Biden, Bernardin, and today

Given the seriousness with which the post-Watergate Washington Post takes itself, it seems unlikely that its editors strive for hilarity in devising headlines. Whatever their intention, though, they managed the not-inconsiderable feat of making me laugh out loud at breakfast on May 20, when the headline on the jump from a page-one story about former vice president Biden's current campaign read: Biden's team says there's no need for Democrats to stampede toward the left.

Indeed, boys and girls, there is not. For judging by the positions taken by most of its two dozen presidential wannabes, the party is there already, firmly stationed in the farthermost left field bleachers of American politics. The evidence? Widespread support for infanticide, cloaked in the guise of promoting "women's health." The inane "Green New Deal." The historically illiterate fascination with socialism (which has never worked and never will). Medicare for all. (Have any of the ladies and gentlemen proposing this ever dealt with the Medicare bureaucracy?) Disdain for the conscience rights of medical professionals who refuse to participate in the culture of death. The fulsome embrace of transgender ideology, despite its refutation by scientific evidence. Packing the Supreme Court. Eliminating the Electoral College (and thereby dismantling American federalism). The pre-mortem beatification of James Comey. (OK, I'm making that one up....but stay tuned.)

That Post headline was all the more ironic in that Mr. Biden, whose "moderation" is evidently not without limits, recently recanted his heresy in previously supporting the Hyde Amendment (which bans federal funding of abortion save in cases of rape, incest, and direct threat to a mother's life), telling an ACLU volunteer that the amendment "can't stay." Rather a far cry, that, from the letter Biden wrote to a Delaware constituent in 1994, in which he bragged at having "consistently -- on no fewer than 50 occasions -- voted against federal funding of abortion." But that was then, this is now, and the stampede is on, no matter what those Biden aides are telling gullible journalists.

Joe Biden is by no means the only presidential candidate or politician bending to ideological extremities of one sort or another today.
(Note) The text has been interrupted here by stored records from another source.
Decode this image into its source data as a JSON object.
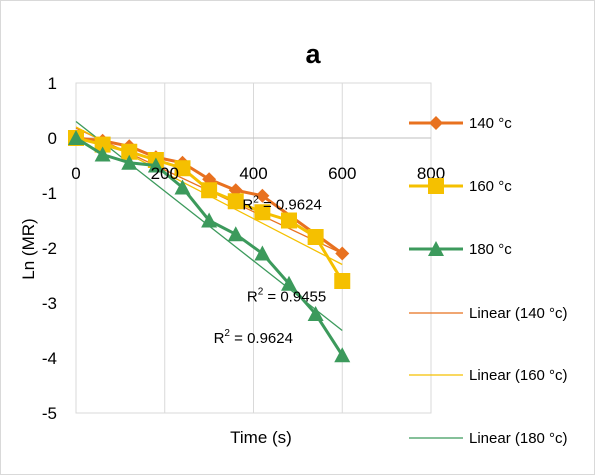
{
  "chart_data": {
    "type": "scatter",
    "title": "a",
    "xlabel": "Time (s)",
    "ylabel": "Ln (MR)",
    "xlim": [
      0,
      800
    ],
    "ylim": [
      -5,
      1
    ],
    "x_ticks": [
      "0",
      "200",
      "400",
      "600",
      "800"
    ],
    "y_ticks": [
      "1",
      "0",
      "-1",
      "-2",
      "-3",
      "-4",
      "-5"
    ],
    "grid": "vertical",
    "legend_position": "right",
    "series": [
      {
        "name": "140 °c",
        "color": "#e8711f",
        "marker": "diamond",
        "x": [
          0,
          60,
          120,
          180,
          240,
          300,
          360,
          420,
          600
        ],
        "y": [
          0,
          -0.05,
          -0.15,
          -0.35,
          -0.45,
          -0.75,
          -0.95,
          -1.05,
          -2.1
        ]
      },
      {
        "name": "160 °c",
        "color": "#f5c000",
        "marker": "square",
        "x": [
          0,
          60,
          120,
          180,
          240,
          300,
          360,
          420,
          480,
          540,
          600
        ],
        "y": [
          0,
          -0.12,
          -0.25,
          -0.4,
          -0.55,
          -0.95,
          -1.15,
          -1.35,
          -1.5,
          -1.8,
          -2.6
        ]
      },
      {
        "name": "180 °c",
        "color": "#3c9a5c",
        "marker": "triangle",
        "x": [
          0,
          60,
          120,
          180,
          240,
          300,
          360,
          420,
          480,
          540,
          600
        ],
        "y": [
          0,
          -0.3,
          -0.45,
          -0.5,
          -0.9,
          -1.5,
          -1.75,
          -2.1,
          -2.65,
          -3.2,
          -3.95
        ]
      }
    ],
    "trendlines": [
      {
        "name": "Linear (140 °c)",
        "color": "#e8711f",
        "x": [
          0,
          600
        ],
        "y": [
          0.18,
          -2.1
        ]
      },
      {
        "name": "Linear (160 °c)",
        "color": "#f5c000",
        "x": [
          0,
          600
        ],
        "y": [
          0.2,
          -2.3
        ]
      },
      {
        "name": "Linear (180 °c)",
        "color": "#3c9a5c",
        "x": [
          0,
          600
        ],
        "y": [
          0.3,
          -3.5
        ]
      }
    ],
    "annotations": [
      {
        "base": "R",
        "sup": "2",
        "text": " = 0.9624",
        "x": 375,
        "y": -1.3
      },
      {
        "base": "R",
        "sup": "2",
        "text": " = 0.9455",
        "x": 385,
        "y": -2.97
      },
      {
        "base": "R",
        "sup": "2",
        "text": " = 0.9624",
        "x": 310,
        "y": -3.73
      }
    ]
  }
}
But his case is of particular interest to Catholics, for Biden famously wears his Catholicism on his sleeve -- perhaps most memorably on May 2, 2011,when he was photographed in the White House Situation Room with a rosary entwined in his fingers, while he, President Obama, Secretary of State Clinton, and others awaited reports on the SEAL Team Six raid that brought Osama bin Laden to justice.

Yet a year later, the same Vice President Biden was filmed dancing merrily in the aisles at the 2012 Democratic National Convention, holding up a pro-choice placard during a demonstration celebrating he legal killing of unborn children. How can this be?
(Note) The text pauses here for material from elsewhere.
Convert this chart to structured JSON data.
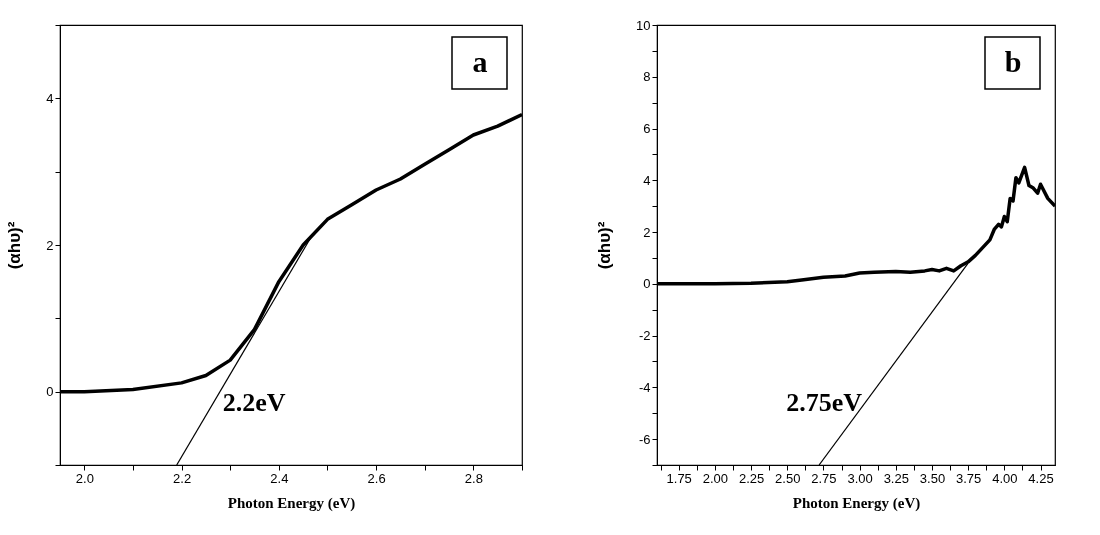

In can be, in part, because of the way the "consistent ethic of life," which some are trying to resurrect, has been twisted out of shape by politicians, and by partisans looking for cover for their favored candidates.

I, for one, have no doubts about the pro-life credentials of Cardinal Joseph Bernardin, principal promoter of the "consistent ethic" in U.S. public policy debates. But decades after the Chicago prelate first proposed linking Catholic pro-life advocacy to other issues involving the defense of the dignity of the human person and, in Bernardin's case, nuclear arms control, the effect of the "consistent ethic" argument is clear: it has provided cover to Democratic politicians who either buy pro-"choice" ideology, or who fear challenging the well-financed and quite implacable pro-abortion forces in their party, by allowing these solons to suggest that they're batting .333, or .500, or even .750 on the "life issues," because of their stand on health care, or immigration, or nuclear non-proliferation.

Those are not inconsequential issues; they have serious moral dimensions; they surely involve the dignity of the human person. But they do not, and cannot, substitute for the grave moral obligation to reverse the abortion license, the lethal logic of which now extends to the infanticide of children who somehow manage to survive the "procedure" (according to the governor of Virginia and more than a few Democratic presidential aspirants).

Some may imagine Cardinal Bernardin applauding, or at least tolerating, Joe Biden's flip on the Hyde Amendment. To do so, however, is to dishonor the cardinal's memory, while continuing to let self-seeking politicians distort the meaning of "Catholicism" in American public life.



- George Weigel is Distinguished Senior Fellow of the Ethics and Public Policy Center in Washington, D.C.